Yes, a python malware packaged as an executable. It shouldn’t be a surprise since the ability to package python code into a executable has been with us since long. But one disadvantage of this approach from a malware author point of view would be relatively huge size. Now a days though, keeping malware lean does not seem to be a priority for most malware authors as exhibited by 100MB+ sized malware binaries. Some of these use size to their advantage as a lot of online sandbox and automated analysis tools along with EDR/AV tools do not scan files above a particular size. We will talk about such samples in upcoming blog posts, for now lets get back into the present topic.


Basic Triage

After downloading the sample, my first tool of choice was PEStudio, to find out the composition of the PE binary but for some reason it did not work in this case. PEStudio just kept on crunching it asking me to wait.

I decided to go with Detect it Easy since anyway I would have used it for its amazing packer detection capabilities. Below are some things I usually look into:

Timestamp & Tooling

As can be seen here, we have a compile timestamp of 3rd Feb 2023 15:13:03 UTC so its a relatively recent sample unless the timestamp was meddled with. Looking into the tooling detection graciously provided to us by Nauz File Detector, we can infer that it is was indeed written in python and PyInstaller was used to convert the python script to an executable.
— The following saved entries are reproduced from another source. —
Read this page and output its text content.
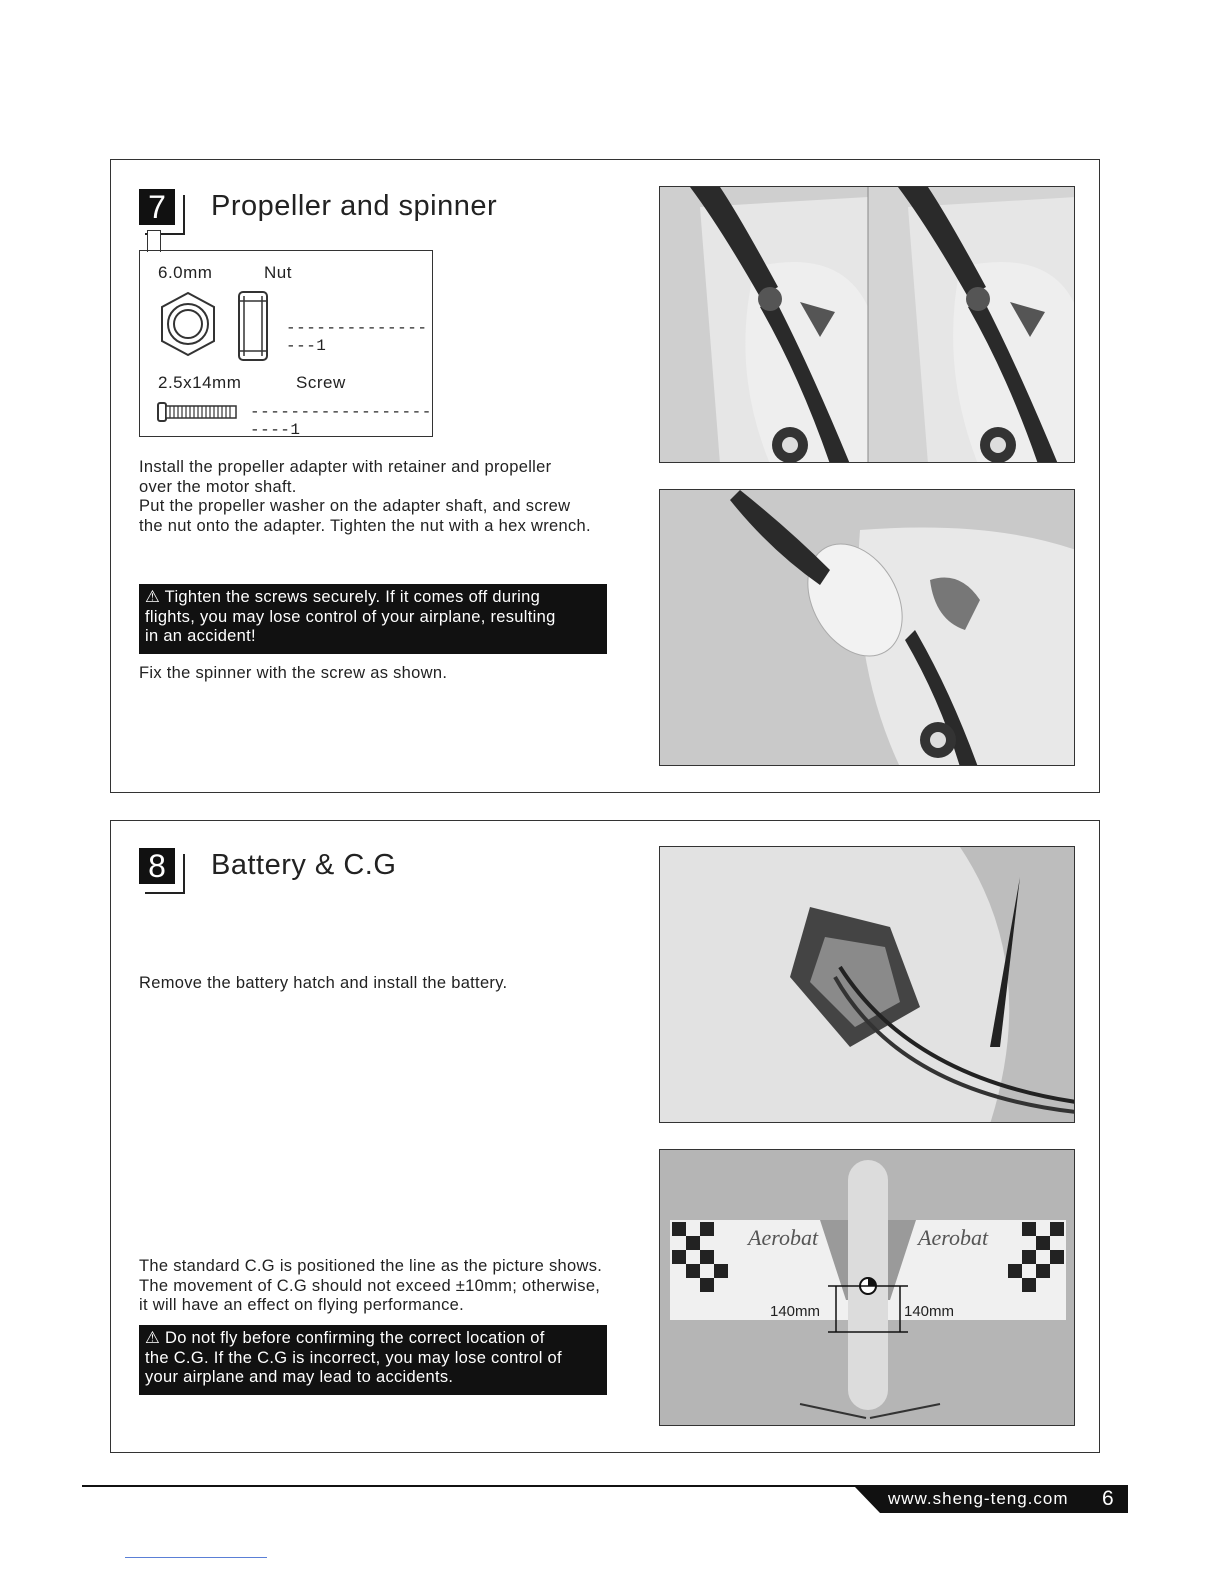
7	Propeller and spinner
6.0mm	Nut
-----------------1
2.5x14mm	Screw
----------------------1
Install the propeller adapter with retainer and propeller
over the motor shaft.
Put the propeller washer on the adapter shaft, and screw
the nut onto the adapter. Tighten the nut with a hex wrench.
⚠ Tighten the screws securely. If it comes off during
flights, you may lose control of your airplane, resulting
in an accident!
Fix the spinner with the screw as shown.
8	Battery & C.G
Remove the battery hatch and install the battery.
The standard C.G is positioned the line as the picture shows.
The movement of C.G should not exceed ±10mm; otherwise,
it will have an effect on flying performance.
⚠ Do not fly before confirming the correct location of
the C.G. If the C.G is incorrect, you may lose control of
your airplane and may lead to accidents.
Aerobat	Aerobat
140mm	140mm
www.sheng-teng.com 6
Based on what I have read so far the reference to overlay here is important as most of the python bytecode and required libraries are present in this. If we check the overlay heading on this screen it says it uses zlib compression.

Imports

Old habits die hard, while in this case checking imports of the PE file was not strictly necessary since all the actual work was to be done by python bytecode and corresponding libraries, I checked it anyway.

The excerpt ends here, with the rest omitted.